Seu Cândido estudou apenas até o “2o ano do primário”. Durante muito tempo trabalhou como armador, com “ferragem, viaduto, ponte, prédio”. Com essa profissão chegou a atuar na Venezuela e no Paraguai. Hoje não trabalha mais com isso, embora não tenha se aposentado. Ele se resigna: “Minha idade é essa, mas eu fui criado com uma irmã, e essa minha irmã tirou meus documentos errados; nos meus documentos está constando eu com 53 anos. Aí não tem condições”.

Pergunto como ele aprendeu o ofício. “Isso vem passando de geração pra geração. Papai [já falecido] fazia e eu ficava de lado olhando.” Ele tem quatro filhos. “Um faz tudo, borda, conserta sapato”, revela quando quero saber se a genealogia artística tem continuidade. Negro, forte, seu Cândido esbanja simpatia, e logo se juntam a ele sua esposa e um vizinho, que vez por outra o ajuda no ofício. Ele vive há quase 50 anos com Rachel Rodrigues Rayol, “escreva quem quiser, leia quem souber”, ela mesma emenda, enfatizando que seu nome é grafado com ch. Paraense de Bragança, Rachel tem 81 anos.

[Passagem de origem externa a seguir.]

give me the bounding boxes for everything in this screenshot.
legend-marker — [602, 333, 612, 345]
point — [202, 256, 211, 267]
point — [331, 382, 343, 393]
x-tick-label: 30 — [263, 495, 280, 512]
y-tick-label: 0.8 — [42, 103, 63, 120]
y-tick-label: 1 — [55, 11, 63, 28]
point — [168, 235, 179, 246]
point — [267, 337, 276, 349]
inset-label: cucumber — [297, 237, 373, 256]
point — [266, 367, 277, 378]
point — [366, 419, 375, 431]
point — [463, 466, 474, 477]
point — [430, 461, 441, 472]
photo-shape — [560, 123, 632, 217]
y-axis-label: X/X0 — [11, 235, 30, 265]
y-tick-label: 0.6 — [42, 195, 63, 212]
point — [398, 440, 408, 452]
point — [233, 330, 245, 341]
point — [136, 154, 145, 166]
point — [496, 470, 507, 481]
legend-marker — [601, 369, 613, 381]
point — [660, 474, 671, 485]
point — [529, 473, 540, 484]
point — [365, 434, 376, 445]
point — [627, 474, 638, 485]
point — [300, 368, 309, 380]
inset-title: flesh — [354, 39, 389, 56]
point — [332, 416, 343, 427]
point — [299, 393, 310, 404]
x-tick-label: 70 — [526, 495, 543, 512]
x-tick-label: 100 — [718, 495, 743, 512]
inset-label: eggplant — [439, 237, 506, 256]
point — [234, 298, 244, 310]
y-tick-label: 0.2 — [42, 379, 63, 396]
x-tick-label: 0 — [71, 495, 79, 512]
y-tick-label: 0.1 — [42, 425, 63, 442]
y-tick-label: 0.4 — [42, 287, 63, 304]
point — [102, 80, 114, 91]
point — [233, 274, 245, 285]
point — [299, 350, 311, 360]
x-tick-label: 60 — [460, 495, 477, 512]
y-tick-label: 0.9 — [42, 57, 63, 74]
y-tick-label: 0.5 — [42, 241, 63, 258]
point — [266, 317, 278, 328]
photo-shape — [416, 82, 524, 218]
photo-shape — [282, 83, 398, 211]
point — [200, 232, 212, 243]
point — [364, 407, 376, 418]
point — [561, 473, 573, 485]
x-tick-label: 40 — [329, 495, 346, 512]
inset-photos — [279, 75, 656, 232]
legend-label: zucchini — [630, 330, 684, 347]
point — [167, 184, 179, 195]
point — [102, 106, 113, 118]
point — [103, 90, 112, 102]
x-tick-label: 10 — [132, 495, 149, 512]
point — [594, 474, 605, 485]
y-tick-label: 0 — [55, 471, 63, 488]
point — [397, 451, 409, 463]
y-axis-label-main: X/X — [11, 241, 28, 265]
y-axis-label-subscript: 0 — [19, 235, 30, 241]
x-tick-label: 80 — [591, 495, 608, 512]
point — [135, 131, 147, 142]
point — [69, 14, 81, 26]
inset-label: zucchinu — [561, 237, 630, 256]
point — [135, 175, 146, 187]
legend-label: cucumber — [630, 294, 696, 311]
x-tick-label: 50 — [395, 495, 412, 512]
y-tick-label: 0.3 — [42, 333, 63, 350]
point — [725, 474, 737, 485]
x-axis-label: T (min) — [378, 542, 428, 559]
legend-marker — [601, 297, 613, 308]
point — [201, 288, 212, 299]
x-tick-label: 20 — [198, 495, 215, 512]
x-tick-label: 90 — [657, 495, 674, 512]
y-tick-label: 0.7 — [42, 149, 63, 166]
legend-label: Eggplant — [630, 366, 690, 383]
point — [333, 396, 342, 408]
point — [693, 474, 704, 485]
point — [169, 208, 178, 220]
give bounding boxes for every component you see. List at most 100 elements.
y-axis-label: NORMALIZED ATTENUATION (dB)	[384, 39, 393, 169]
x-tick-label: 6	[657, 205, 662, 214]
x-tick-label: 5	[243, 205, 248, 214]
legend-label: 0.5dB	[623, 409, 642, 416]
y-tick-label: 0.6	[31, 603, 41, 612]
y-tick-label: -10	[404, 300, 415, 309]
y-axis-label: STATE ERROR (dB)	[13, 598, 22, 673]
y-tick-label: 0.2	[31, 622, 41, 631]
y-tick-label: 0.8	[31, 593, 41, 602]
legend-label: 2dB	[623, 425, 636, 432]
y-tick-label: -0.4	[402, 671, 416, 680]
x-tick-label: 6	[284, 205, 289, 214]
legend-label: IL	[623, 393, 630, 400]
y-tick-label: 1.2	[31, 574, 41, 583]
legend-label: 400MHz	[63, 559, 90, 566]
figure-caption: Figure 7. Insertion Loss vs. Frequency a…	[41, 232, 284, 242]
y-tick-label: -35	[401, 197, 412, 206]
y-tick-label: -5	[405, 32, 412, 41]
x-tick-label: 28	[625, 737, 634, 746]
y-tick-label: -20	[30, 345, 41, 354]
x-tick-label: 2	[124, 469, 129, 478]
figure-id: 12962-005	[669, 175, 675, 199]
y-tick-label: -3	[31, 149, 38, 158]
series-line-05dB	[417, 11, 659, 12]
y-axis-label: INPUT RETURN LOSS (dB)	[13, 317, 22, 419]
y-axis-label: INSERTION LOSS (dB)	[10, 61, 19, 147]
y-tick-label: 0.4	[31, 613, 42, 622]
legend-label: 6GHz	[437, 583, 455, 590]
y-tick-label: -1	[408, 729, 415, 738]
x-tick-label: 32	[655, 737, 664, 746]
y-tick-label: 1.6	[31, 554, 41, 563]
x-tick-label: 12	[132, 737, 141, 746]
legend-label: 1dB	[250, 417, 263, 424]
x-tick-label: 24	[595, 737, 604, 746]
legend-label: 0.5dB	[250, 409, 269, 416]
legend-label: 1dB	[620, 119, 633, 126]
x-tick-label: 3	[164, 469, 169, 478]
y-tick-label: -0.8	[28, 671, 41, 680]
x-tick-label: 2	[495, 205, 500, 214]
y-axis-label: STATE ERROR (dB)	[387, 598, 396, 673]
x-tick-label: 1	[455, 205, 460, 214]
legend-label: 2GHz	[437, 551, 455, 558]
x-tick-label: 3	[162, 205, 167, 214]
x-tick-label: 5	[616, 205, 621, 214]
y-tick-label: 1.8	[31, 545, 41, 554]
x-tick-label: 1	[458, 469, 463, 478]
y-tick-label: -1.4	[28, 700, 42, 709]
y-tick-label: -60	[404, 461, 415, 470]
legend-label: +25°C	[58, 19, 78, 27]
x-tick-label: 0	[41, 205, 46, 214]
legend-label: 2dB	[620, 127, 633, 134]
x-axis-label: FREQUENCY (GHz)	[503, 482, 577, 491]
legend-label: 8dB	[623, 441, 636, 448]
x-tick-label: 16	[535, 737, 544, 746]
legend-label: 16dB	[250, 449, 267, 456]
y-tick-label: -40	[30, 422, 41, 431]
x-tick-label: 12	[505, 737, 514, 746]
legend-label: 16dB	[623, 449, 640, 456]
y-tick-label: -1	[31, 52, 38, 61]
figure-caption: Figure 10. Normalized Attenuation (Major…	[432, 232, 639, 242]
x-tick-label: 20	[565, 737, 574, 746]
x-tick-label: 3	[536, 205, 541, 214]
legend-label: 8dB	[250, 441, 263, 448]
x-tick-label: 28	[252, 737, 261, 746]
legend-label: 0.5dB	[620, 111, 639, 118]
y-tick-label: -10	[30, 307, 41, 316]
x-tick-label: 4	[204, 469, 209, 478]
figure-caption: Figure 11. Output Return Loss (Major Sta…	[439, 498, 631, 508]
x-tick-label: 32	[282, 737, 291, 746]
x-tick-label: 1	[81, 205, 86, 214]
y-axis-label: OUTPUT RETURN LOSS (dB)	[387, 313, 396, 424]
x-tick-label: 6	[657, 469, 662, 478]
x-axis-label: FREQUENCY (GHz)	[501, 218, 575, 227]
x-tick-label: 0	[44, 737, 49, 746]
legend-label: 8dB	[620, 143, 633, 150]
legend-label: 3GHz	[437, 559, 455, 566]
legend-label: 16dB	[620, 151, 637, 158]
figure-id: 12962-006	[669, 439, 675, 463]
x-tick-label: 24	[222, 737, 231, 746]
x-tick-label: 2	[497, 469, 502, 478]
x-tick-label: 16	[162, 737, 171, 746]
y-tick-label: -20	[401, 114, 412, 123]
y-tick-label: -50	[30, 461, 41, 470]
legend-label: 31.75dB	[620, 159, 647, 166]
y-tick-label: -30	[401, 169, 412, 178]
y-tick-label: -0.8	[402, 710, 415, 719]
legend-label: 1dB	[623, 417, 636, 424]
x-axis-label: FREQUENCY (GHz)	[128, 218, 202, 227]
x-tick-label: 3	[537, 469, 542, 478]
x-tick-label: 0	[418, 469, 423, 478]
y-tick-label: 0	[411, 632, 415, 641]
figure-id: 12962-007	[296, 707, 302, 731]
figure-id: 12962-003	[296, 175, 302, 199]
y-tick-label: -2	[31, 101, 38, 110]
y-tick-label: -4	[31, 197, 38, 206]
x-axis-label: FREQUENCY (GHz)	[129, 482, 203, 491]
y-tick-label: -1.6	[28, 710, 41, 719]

Seu Cândido demonstra o uso de um instrumento que ele mesmo fabrica, emitindo o som grave do tambor-onça, que custa a partir de 60 reais. Uma carcaça custa a partir de 200. “Esse ateliê nós nunca tivemos condições de fazer. Agora a gente recebeu o cheque [do programa Cheque Minha Casa, destinado à reforma de moradias de famílias de baixa renda] do governo do estado, recebeu a primeira parcela, falta receber a segunda. Queríamos fazer o ateliê, mas [a regra do programa] diz que não, não pode, tem que fazer a casa da morada, aí nós não fizemos”, ele conta.

Antigamente, além de armar as carcaças, seu Cândido bordava o couro do bumba meu boi, o que já não faz “por causa da vista”. “Geralmente eu trabalho o ano todo. Numa época de São João é difícil, numa hora dessa assim, não ter quatro, cinco carros aqui parados. Quando não tem encomenda eu faço e coloco aqui, mas tem encomenda. O que fica mais despendioso, pra mim, é o buriti [palmeira de cuja madeira são feitas as carcaças]”, explica. “Eu compro no Rio dos Cachorros [comunidade da área Itaqui-Bacanga, no interior de São Luís]. O chifre do boi, esse chifre que vem, vem assim [exibe um par de chifres de verdade], custa 30 reais o par. Aqui eu vou fazer o benefício nele. Vai ficar tudo polidinho, bonitinho.”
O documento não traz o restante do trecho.